Xinhua, in an article announcing this weekend’s upcoming celebrations, refers to the Five Principles as “peace principles.” The Chinese government sees these celebrations as an acknowledgment of China’s positive contributions to international affairs. “Over the past six decades, the principles have withstood tests, been accepted by an increasing number of countries, become the tenets governing international relations and played an important role in safeguarding world peace and development,” Foreign Ministry spokeswoman Hua Chunying noted, highlighting that their relevance extends far beyond China’s borders.
At the recent Conference on Interaction and Confidence-Building Measures in Asia (CICA) summit, Xi Jinping appealed to the Five Principles in outlining his vision for a future Asian security order. “The five principles that China initiated together with India and Myanmar have become a basic norm governing state-to-state relations,” he declared. “China’s peaceful development begins here in Asia, finds its support in Asia, and delivers tangible benefits to Asia,” Xi added in an attempt to sell his vision of an Asian security architecture made by Asians, for Asians.

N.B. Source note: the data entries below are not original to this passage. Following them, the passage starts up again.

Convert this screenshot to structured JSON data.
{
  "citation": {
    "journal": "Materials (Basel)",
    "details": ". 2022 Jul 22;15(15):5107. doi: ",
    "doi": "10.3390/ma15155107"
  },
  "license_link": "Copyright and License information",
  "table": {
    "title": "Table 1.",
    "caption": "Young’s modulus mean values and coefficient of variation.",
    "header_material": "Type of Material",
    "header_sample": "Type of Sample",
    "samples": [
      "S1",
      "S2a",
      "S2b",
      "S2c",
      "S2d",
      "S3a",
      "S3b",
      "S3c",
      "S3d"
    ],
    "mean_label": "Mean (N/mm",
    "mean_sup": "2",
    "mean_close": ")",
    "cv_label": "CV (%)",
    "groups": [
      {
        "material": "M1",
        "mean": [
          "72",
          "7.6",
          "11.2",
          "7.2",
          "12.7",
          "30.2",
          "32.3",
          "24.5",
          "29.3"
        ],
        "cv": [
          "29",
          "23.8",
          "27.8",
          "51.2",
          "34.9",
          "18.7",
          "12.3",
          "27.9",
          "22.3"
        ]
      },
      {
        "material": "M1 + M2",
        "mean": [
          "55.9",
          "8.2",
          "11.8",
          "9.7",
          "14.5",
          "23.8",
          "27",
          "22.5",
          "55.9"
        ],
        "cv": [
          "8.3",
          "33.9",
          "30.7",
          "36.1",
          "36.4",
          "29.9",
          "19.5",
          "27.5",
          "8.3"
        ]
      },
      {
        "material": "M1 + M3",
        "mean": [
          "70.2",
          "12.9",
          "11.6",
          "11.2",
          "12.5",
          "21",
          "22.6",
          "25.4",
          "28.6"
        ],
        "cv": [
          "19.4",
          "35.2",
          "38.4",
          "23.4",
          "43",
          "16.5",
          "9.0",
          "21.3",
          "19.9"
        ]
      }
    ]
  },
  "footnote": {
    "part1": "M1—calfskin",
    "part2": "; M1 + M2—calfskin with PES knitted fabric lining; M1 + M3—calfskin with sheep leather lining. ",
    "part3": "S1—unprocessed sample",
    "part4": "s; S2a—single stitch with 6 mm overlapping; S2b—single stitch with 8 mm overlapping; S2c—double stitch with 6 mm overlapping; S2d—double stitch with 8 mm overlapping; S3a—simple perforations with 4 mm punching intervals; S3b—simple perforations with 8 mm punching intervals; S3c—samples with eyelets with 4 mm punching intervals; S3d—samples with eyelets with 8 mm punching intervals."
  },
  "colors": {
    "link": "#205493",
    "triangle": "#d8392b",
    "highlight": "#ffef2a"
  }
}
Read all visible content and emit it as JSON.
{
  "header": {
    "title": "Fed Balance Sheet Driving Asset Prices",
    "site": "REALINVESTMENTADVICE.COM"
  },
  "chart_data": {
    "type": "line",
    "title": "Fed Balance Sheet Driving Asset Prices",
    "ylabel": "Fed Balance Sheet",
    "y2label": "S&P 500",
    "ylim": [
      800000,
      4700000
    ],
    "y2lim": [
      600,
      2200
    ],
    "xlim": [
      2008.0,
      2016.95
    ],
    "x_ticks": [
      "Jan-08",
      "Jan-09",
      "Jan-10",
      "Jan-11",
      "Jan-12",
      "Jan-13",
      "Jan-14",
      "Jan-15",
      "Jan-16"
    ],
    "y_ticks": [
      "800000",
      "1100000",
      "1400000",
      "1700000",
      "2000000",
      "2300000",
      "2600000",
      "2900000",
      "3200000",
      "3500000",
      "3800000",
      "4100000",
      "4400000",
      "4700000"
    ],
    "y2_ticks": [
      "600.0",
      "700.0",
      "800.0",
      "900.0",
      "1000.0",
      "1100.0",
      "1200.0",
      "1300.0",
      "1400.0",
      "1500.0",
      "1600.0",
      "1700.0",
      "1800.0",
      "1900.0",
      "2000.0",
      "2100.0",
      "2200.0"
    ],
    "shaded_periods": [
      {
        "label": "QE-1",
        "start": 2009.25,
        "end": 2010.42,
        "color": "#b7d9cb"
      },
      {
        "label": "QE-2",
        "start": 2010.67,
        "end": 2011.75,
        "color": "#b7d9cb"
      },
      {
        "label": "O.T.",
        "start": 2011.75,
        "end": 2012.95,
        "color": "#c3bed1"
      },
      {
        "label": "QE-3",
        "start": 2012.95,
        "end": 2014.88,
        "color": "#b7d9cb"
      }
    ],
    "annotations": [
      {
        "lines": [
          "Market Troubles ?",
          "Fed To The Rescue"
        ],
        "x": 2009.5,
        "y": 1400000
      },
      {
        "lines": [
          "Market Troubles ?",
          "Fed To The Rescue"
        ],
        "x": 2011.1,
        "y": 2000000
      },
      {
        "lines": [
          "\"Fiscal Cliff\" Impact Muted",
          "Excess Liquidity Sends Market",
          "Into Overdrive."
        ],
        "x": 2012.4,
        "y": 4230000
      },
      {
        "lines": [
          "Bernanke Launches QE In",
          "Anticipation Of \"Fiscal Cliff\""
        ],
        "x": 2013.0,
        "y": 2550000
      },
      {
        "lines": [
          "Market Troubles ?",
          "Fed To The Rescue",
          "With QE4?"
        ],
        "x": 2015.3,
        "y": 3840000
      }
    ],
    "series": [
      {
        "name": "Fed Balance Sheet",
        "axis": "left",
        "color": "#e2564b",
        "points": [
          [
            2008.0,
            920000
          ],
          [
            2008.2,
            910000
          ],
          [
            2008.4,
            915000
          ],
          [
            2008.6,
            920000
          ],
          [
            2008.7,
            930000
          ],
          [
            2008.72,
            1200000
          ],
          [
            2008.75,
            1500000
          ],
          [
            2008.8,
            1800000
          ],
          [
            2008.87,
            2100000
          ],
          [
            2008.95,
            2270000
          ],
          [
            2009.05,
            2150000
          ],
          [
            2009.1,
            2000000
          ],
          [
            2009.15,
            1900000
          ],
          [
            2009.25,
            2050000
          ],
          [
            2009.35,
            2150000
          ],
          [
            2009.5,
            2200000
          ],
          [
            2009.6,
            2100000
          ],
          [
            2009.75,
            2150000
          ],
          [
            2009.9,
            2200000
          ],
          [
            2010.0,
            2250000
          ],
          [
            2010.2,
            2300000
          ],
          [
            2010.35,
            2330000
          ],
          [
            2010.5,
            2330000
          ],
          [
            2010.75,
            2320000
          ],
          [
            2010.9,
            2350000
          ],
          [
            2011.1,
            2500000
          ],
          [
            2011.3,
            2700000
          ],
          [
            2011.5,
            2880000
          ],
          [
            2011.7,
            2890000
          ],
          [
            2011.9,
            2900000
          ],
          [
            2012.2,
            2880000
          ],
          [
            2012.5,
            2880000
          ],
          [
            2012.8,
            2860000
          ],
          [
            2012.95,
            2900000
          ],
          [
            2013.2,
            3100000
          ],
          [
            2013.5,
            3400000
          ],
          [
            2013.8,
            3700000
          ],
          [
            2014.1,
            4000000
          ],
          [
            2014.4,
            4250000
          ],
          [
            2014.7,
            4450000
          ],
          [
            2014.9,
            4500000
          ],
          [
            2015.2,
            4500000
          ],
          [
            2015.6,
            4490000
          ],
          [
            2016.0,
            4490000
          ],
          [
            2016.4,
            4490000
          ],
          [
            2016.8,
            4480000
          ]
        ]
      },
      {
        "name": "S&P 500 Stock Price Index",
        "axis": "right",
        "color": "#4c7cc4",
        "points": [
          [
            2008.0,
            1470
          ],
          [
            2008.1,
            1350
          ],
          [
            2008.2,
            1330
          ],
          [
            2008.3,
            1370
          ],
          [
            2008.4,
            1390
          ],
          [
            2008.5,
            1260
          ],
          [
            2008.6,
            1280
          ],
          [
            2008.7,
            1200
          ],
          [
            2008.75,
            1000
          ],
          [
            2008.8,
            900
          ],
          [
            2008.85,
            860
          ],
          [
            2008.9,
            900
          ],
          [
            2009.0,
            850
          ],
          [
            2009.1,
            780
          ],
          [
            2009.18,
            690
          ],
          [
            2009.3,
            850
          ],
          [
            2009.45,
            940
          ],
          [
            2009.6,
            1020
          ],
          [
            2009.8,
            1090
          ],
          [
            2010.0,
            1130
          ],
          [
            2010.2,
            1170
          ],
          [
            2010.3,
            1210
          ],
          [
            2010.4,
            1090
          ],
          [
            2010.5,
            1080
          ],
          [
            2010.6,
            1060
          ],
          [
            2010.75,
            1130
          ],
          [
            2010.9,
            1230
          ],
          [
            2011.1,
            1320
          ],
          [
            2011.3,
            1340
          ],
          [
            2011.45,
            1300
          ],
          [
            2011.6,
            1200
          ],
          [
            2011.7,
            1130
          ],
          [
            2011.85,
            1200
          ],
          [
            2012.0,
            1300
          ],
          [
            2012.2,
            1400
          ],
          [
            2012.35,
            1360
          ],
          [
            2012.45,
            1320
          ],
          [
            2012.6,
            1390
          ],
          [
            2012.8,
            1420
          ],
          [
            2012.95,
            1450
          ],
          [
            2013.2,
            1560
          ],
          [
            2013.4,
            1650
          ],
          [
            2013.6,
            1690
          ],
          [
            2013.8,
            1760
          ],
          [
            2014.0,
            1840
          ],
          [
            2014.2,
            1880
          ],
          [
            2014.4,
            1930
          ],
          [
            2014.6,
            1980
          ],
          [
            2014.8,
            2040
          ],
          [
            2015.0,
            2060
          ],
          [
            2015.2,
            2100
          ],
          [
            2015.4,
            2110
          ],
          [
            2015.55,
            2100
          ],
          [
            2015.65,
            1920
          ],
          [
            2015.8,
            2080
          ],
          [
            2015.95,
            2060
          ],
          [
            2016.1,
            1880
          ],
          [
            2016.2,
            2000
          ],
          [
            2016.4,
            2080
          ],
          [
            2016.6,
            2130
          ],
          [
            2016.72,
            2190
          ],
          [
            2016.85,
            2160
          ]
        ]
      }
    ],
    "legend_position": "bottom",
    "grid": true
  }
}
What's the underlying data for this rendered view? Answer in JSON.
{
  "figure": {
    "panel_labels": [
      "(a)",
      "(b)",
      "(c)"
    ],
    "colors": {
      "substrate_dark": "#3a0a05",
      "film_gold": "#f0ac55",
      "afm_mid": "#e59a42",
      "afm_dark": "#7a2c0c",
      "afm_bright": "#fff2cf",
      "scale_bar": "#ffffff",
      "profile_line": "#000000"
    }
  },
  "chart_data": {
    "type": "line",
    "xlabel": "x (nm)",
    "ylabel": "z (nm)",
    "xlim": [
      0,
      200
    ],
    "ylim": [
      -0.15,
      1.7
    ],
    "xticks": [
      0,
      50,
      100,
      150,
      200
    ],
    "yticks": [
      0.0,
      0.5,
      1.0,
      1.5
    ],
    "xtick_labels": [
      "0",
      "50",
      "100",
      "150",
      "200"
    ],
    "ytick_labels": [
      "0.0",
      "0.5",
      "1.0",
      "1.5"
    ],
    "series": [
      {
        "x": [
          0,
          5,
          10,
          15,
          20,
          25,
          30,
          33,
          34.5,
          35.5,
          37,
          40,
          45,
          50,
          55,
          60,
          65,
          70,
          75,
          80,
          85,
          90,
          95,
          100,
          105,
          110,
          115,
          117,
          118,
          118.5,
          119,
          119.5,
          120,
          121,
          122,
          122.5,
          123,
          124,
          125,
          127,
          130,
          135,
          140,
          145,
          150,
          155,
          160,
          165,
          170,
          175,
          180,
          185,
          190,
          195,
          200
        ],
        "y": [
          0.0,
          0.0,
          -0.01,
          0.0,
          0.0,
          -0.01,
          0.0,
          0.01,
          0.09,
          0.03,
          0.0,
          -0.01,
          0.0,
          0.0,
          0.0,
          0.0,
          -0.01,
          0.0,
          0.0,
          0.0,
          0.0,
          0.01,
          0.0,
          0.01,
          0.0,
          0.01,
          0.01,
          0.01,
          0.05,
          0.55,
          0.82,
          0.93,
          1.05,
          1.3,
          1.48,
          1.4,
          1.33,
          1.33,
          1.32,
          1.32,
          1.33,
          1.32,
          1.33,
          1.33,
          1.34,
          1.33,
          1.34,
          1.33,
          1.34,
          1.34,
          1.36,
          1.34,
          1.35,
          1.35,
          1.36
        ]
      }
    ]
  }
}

For Xi Jinping — who is most interested in helping China acquire some normative weight in international affairs — the Five Principles embody China’s best contribution to heterodox international relations with a unique Asian flavor. In particular, if China is to offer a compelling model of regional leadership, different from that of the United States in Asia, it can begin with these principles. Unfortunately, the Five Principles fall somewhat short in actually explaining recent Chinese adventurism in the East and South China Seas where China is engaged in disputes with several countries. Even Zhou and Nehru would come to learn of the hollowness of these principles when their two countries fought a war eight years after boldly pledging “peaceful coexistence.”
The focus on the anniversary of the Five Principles is also being used by Beijing to bolster its “reset” in foreign policy with India. As Ananath Krishnan reports in The Hindu, China’s government and media are rather keen on maintaining good relations with India with the right-wing Hindu nationalist government in power there. Chinese Foreign Minister Wang Yi’s trip to New Delhi was described as a visit of “great significance” by China’s Foreign Ministry. By inviting India’s vice president to Beijing to commemorate the sixtieth anniversary of the Five Principles, Xi sends a message of pan-Asian solidarity to New Delhi. Indeed, during Wang’s visit, some of the official rhetoric used by the Chinese foreign minister hearkened back to the post-colonial solidarity that existed between Indian and Chinese leaders in the 1950s, prior to their 1962 war. Vice President Ansari’s upcoming visit marks the first trip to China by a senior Indian official following this year’s general elections.
China needs to find its way to regional and global leadership without raising fears of hegemonic intentions. While it might not be doing so well given its generally provocative posture along the East Asian rimland, it sees some value in highlighting the pan-Asian nature of the Five Principles that stand at the center of its foreign policy. China’s principles may have weathered their first 60 years with relatively little issue, but as China rises to global prominence, it may find that the principles it enshrines as the pillars of its foreign policy are incompatible with its preferred means of pursuing its national interest.